In episode eight, they reviewed the advancements in the pain sciences and also the complexness of pain with the physical therapist and pain educator, Mike Stewart. It became obvious that it's vital for us to grasp pain much better than we have in the past and doctors have to develop the competencies to efficiently convey this to their patients. The dialogue determined that pain is really a personal encounter. It is deemed an creation of the mind in response to real or perceived danger that has the objective of safeguarding us and getting us to switch our actions. Pain is contextual and it is affected by numerous factors. Mike Stewart is a physical therapist that functions as a Spinal Clinical Specialist for East Kent Hospitals University Foundation NHS Trust in the UK. He works full-time as a physiotherapist with more than 15 years practical experience taking care of complex, persistent pain disorders. Furthermore, Mike is a committed practice-based teacher devoted to delivering evidence-based instruction to a wide array of health care professionals, including podiatrists. Mike is currently undertaking an MSc in Clinical Education at the University of Brighton in the UK. He operates the Know Pain courses worldwide.

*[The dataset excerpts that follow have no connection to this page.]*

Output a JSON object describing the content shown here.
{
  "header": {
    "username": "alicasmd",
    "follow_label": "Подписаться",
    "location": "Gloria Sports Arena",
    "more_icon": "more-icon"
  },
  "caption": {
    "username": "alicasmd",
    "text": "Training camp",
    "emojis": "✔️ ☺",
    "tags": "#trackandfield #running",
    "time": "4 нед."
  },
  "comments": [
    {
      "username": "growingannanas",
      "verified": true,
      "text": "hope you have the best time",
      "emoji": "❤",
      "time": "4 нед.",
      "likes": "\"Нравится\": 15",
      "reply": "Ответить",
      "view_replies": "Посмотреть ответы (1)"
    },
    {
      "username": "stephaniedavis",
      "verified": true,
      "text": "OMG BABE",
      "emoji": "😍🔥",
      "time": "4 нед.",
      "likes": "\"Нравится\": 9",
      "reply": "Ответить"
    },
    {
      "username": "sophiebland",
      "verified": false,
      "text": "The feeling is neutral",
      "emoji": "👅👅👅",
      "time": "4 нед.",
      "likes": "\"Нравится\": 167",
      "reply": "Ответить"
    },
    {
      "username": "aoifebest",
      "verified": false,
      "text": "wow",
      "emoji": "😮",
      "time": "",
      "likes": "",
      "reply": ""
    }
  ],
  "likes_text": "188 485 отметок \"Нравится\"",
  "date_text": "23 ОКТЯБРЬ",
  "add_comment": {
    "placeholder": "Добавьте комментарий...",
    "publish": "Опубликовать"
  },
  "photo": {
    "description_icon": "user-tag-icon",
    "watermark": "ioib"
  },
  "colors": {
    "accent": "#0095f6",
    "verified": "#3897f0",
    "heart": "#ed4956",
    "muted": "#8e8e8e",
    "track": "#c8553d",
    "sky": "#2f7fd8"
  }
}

Social Media Marketing for Podiatry Clinics

Social media is am essential component of any business’s marketing strategry, so it was not surprising that an episode of the livestream show for Podiatrists, PodChatLive would devote an episode to social media marketing for podiatry busineses. PodChatLive is a weekly lives trema of Facebook that is hosted by Craig Payne from Australia and Ian Griffiths from England. They have a different guest on for each episode and discuss a wide range of topics, answering questions that are posted on the Facebook feed. At the consclusion of the live, the recorded version is loaded to YouTube and the audio versions uploaded as a podcast.

For the PodChatLive episode on social media, they had a discussion with Jill Woods and they talked about why health professionals often see marketing as a dirty word, and Jill gave some good information on the way we can re-frame this and use it for the good of the podiatry profession. They also talked about the pros and cons of social media and discussed some of the different social media platforms available and how to use them, and ultimately how they can be used for good by all. There was also a discussion on how the professional/governing bodies could or should use social media. Jill Woods first worked in marketing back in 1988, long before the internet came into existence and before she had ever heard the word podiatry. Since then she has worked in a number of marketing specific roles and also trained as a podiatrist before working as an associate in a podiatry practice and then running her own private practice. Jill has widely lectured on and about podiatry. She has since gained a Masters in adult training & education and started five different online and offline businesses in an attempt to find something that would fit with her nomadic life as a military wife.